Сколько времени прошло — не знаю. Сколько дней или часов я лежала, разговаривая сама с собой, с потолком, с несуществующими мухами — я понятия не имела. Но мне было не скучно. Это было важно. Мне было не скучно.
Когда двери распахнулись, я едва повернула голову. Свет щёлкнул по глазам, и я снова зажмурилась. Сил не было — даже раздражаться не получалось. Но увидела я его сразу.
Гаспар. Он шёл спокойно, как всегда, с той самой улыбкой. Его звериная ухмылка не изменилась. Я засмеялась, потому что в голове раздался голос:
— О, смотри, тень из подвала вылезла, теперь она с ногами!
— Чудесное зрелище, — проговорил он.
Я лежала, изгибаясь в каком-то истеричном смехе, и смотрела, как он приближается. Как будто снова кино. Тот же кошмарный фильм, только теперь он в цвете.
— Ты же всегда боялась быть слабой, да, Ширин? А теперь посмотри на себя. Мокрая крыса с потухшими глазами и истерикой в голосе. Где твой ледяной взгляд, где томануровская гордость, а? Оставила её там, в плесени на стене? Или сожрала вместе с дохлой крысой? — он говорил с удовольствием, по слогам. Смаковал каждое слово, как изысканное блюдо.
Он снял пиджак. Бросил на кресло. Я следила за ним — расфокусированным взглядом, почти не моргая. В голове было пусто, только эхо: "он говорит, говорит, не замолкает". Руки Гаспара скользнули к пуговицам рубашки. Он расстёгивал их медленно, будто нарочно. Как будто это было частью спектакля. Его грудины коснулся тусклый свет лампы — он был весь в шрамах. Мне даже стало смешно.
— У тебя грудь полосатая. Как зебра, — хихикнула я. — Тебя лев поцарапал, да? Или мама в детстве линейкой била?
Он не остановился.
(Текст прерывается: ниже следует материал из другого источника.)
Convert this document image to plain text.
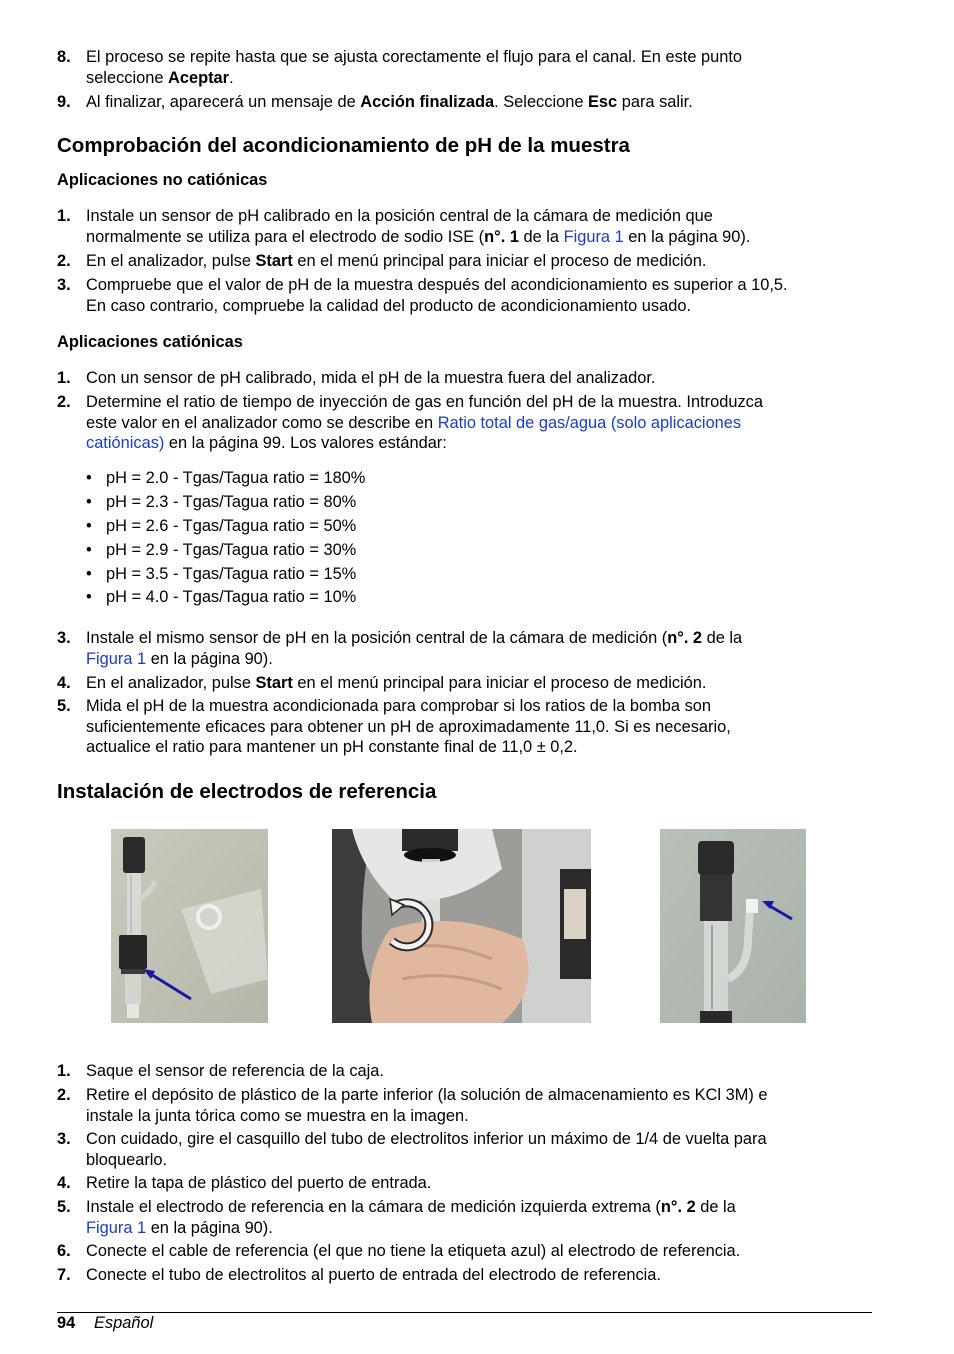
8. El proceso se repite hasta que se ajusta corectamente el flujo para el canal. En este punto
seleccione Aceptar.
9. Al finalizar, aparecerá un mensaje de Acción finalizada. Seleccione Esc para salir.
Comprobación del acondicionamiento de pH de la muestra
Aplicaciones no catiónicas
1. Instale un sensor de pH calibrado en la posición central de la cámara de medición que
normalmente se utiliza para el electrodo de sodio ISE (n°. 1 de la Figura 1 en la página 90).
2. En el analizador, pulse Start en el menú principal para iniciar el proceso de medición.
3. Compruebe que el valor de pH de la muestra después del acondicionamiento es superior a 10,5.
En caso contrario, compruebe la calidad del producto de acondicionamiento usado.
Aplicaciones catiónicas
1. Con un sensor de pH calibrado, mida el pH de la muestra fuera del analizador.
2. Determine el ratio de tiempo de inyección de gas en función del pH de la muestra. Introduzca
este valor en el analizador como se describe en Ratio total de gas/agua (solo aplicaciones
catiónicas) en la página 99. Los valores estándar:
• pH = 2.0 - Tgas/Tagua ratio = 180%
• pH = 2.3 - Tgas/Tagua ratio = 80%
• pH = 2.6 - Tgas/Tagua ratio = 50%
• pH = 2.9 - Tgas/Tagua ratio = 30%
• pH = 3.5 - Tgas/Tagua ratio = 15%
• pH = 4.0 - Tgas/Tagua ratio = 10%
3. Instale el mismo sensor de pH en la posición central de la cámara de medición (n°. 2 de la
Figura 1 en la página 90).
4. En el analizador, pulse Start en el menú principal para iniciar el proceso de medición.
5. Mida el pH de la muestra acondicionada para comprobar si los ratios de la bomba son
suficientemente eficaces para obtener un pH de aproximadamente 11,0. Si es necesario,
actualice el ratio para mantener un pH constante final de 11,0 ± 0,2.
Instalación de electrodos de referencia
1. Saque el sensor de referencia de la caja.
2. Retire el depósito de plástico de la parte inferior (la solución de almacenamiento es KCl 3M) e
instale la junta tórica como se muestra en la imagen.
3. Con cuidado, gire el casquillo del tubo de electrolitos inferior un máximo de 1/4 de vuelta para
bloquearlo.
4. Retire la tapa de plástico del puerto de entrada.
5. Instale el electrodo de referencia en la cámara de medición izquierda extrema (n°. 2 de la
Figura 1 en la página 90).
6. Conecte el cable de referencia (el que no tiene la etiqueta azul) al electrodo de referencia.
7. Conecte el tubo de electrolitos al puerto de entrada del electrodo de referencia.
94 Español
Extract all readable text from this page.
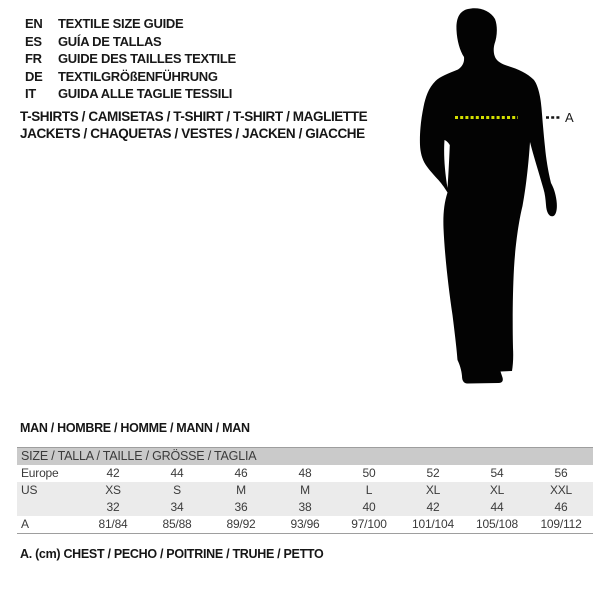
EN	TEXTILE SIZE GUIDE
ES	GUÍA DE TALLAS
FR	GUIDE DES TAILLES TEXTILE
DE	TEXTILGRÖßENFÜHRUNG
IT	GUIDA ALLE TAGLIE TESSILI
T-SHIRTS / CAMISETAS / T-SHIRT / T-SHIRT / MAGLIETTE
JACKETS / CHAQUETAS / VESTES / JACKEN / GIACCHE
A
MAN / HOMBRE / HOMME / MANN / MAN
SIZE / TALLA / TAILLE / GRÖSSE / TAGLIA								
Europe	42	44	46	48	50	52	54	56
US	XS	S	M	M	L	XL	XL	XXL
	32	34	36	38	40	42	44	46
A	81/84	85/88	89/92	93/96	97/100	101/104	105/108	109/112
A. (cm) CHEST / PECHO / POITRINE / TRUHE / PETTO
Не улыбнулся. Только глаза — как ножи, глубоко, внимательно. Он сбросил рубашку, потом штаны. Я перестала различать. Он продолжал говорить:
— Твой отец бы сдох ещё раз, если бы увидел, как ты сейчас выглядишь. Слабая, беспомощная, сломанная. Он верил, что ты сможешь. А ты, Ширин, ты — просто мусор. Грязь, которую я вытер о стену. Но я ещё не закончил ломать тебя. Нет. Я сделаю так, что даже память о Томануро будет источать вонь. Даже имя ваше перестанет звучать с уважением. Ты думала, я просто убью тебя? Ха. Я убью всё, что ты есть. И всё, что он в тебя вложил.
Он подошёл вплотную. Схватил меня за щиколотку.
— Ай! Щекотно, дурень! Не трогай мою третью руку! Она ревнивая, — закричала я и снова засмеялась, выгибаясь на кровати.
Он дёрнул. Я скользнула ближе. Он навис.
— Я не закончил ломать тебя, Ширин.
А я… только смотрела. Не моргала. Где-то внутри всё ещё кричало. Но этот голос — был уже далеко. За стенами. За водой. В плесени, что я оставила. А я — здесь. На облаке. С демоном.
Тело Гаспара нависало надо мной, словно туша огромного медведя, и я всё ещё хохотала, не осознавая до конца, в каком кошмаре нахожусь. Безумие… Оно ведь действительно напоминает наркотическое опьянение. Мозг захлёстывает волной мутной радости, и грань между грехом и святостью стирается, как кровь с ножа под струёй воды. Но… можно ли назвать это свободой? Полной, абсолютной, без рамок и ограничений? Может быть. Ведь так легко, так весело, когда не чувствуешь боли.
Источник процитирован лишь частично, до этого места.